We had explicit constructions of size limited approximate families using previously known constructions of approximately k-wise independent distributions.

We proved several lower bounds for size limited and approximate families. In particular, we proved a lower bound of Omega(k.2^k log n) for the size limited problem. This bound involved the notion of Graph Entropy.

For linear transformations, we could prove that the min probability for a set of size k was no smaller than 1/2k in the worst case. The max probability on the other hand could be as large as Omega(log k/k). In fact for the set {0,1,2,... k-1} we determined that the element O has a probability of 3/pi^2 log k/k (asymptotically) of being the minimum. This result involved playing around with Farey sequences and the Mobius inversion formula. We do not have an upper bound on the max probability but conjecture that it is O(log k/k). In the average case, we can prove better bounds on the max probability. Theoretically, we can prove an upper bound of something like 8.3/k on the expected value of the max probability for a random set of size k. Empirical tests show that in fact, the min and max probability seem to be very strongly concentrated around 1/k. We believe that both of them are {1+-o(1)}/k in the average case.

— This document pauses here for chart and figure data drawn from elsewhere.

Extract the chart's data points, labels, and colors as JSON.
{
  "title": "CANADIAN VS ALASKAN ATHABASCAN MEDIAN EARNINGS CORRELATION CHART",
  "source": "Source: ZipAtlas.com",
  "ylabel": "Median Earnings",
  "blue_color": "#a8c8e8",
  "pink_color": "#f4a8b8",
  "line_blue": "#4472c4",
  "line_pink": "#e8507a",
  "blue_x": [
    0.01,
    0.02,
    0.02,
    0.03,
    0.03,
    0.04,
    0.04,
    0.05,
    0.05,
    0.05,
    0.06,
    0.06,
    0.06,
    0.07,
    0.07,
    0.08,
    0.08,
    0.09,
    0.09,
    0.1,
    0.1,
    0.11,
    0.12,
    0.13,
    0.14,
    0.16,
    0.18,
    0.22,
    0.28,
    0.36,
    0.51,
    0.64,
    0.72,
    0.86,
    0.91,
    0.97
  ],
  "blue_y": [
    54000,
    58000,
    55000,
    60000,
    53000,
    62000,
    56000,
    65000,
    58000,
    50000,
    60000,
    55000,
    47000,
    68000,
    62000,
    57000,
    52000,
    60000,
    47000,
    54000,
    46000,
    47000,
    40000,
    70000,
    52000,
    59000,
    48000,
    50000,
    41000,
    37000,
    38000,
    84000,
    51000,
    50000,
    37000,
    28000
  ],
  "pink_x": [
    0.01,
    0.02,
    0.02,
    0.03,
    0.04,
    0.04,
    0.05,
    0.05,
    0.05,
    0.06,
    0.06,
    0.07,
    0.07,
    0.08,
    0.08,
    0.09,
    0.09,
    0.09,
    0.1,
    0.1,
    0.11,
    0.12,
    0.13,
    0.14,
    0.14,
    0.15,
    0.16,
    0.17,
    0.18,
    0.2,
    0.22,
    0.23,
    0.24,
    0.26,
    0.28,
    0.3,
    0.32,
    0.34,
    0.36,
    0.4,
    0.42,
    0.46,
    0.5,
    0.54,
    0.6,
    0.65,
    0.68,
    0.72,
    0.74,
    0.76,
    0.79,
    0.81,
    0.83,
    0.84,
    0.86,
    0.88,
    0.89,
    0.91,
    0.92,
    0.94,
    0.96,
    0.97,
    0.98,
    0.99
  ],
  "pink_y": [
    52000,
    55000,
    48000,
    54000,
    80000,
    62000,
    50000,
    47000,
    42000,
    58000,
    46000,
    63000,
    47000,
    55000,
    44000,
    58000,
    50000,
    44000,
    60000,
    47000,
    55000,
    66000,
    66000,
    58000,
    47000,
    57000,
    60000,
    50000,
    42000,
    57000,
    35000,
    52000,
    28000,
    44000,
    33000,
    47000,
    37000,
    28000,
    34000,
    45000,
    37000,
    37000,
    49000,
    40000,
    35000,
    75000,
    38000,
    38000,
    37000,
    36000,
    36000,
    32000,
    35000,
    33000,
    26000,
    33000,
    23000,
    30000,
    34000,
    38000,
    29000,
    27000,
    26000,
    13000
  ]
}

For some of the results mentioned above, we used Maple extensively to facilitate the manipulation of formulae and plot graphs.

The family of linear transformations is pretty close to the family that is actually used in the implementation of the document similarity testing. The fact that the linear family is pretty good from the min-wise independence point of view (in the average case) can be viewed as some sort of theoretical guarantee that the implementation is sound, that is, the family of permutations it uses satisfies the property that it is required to satisfy.

The Fun and Challenging Parts

A lot of interesting mathematical problems came up in the course of the project. We employed several interesting (and sometimes exotic) mathematical tools to answer the questions that arose - drawing from number theory, graph theory, combinatorics and probability theory. It was a learning experience. I certainly widened my repertoire of mathematical tools. All the questions were challenging as nobody had looked at this problem before and we did not have any prior results to go by. It was definitely a lot of fun being able to answer (at least most of) the questions which we encountered.

Concluding Observations

The most important outcome of my internship was that I made contacts with researchers at SRC, I think the summer internship was immensely fruitful as it laid the foundation for future collaborations with researchers which will undoubtedly be beneficial for me and contribute to my research at Stanford.

I was also impressed by the amount of interaction between the theory folk and systems people at SRC. Such a high level of interaction benefits both the theory and systems communities - massaging good theoretical ideas into something that is implementable and works well, as well as abstracting interesting theoretical questions from problems that arise in practice proved . It is really commendable how the theory people consult extensively on systems projects and still manage to maintain an active theory side by working on pure research problems. I would strive to achieve a good healthy balance of this sort.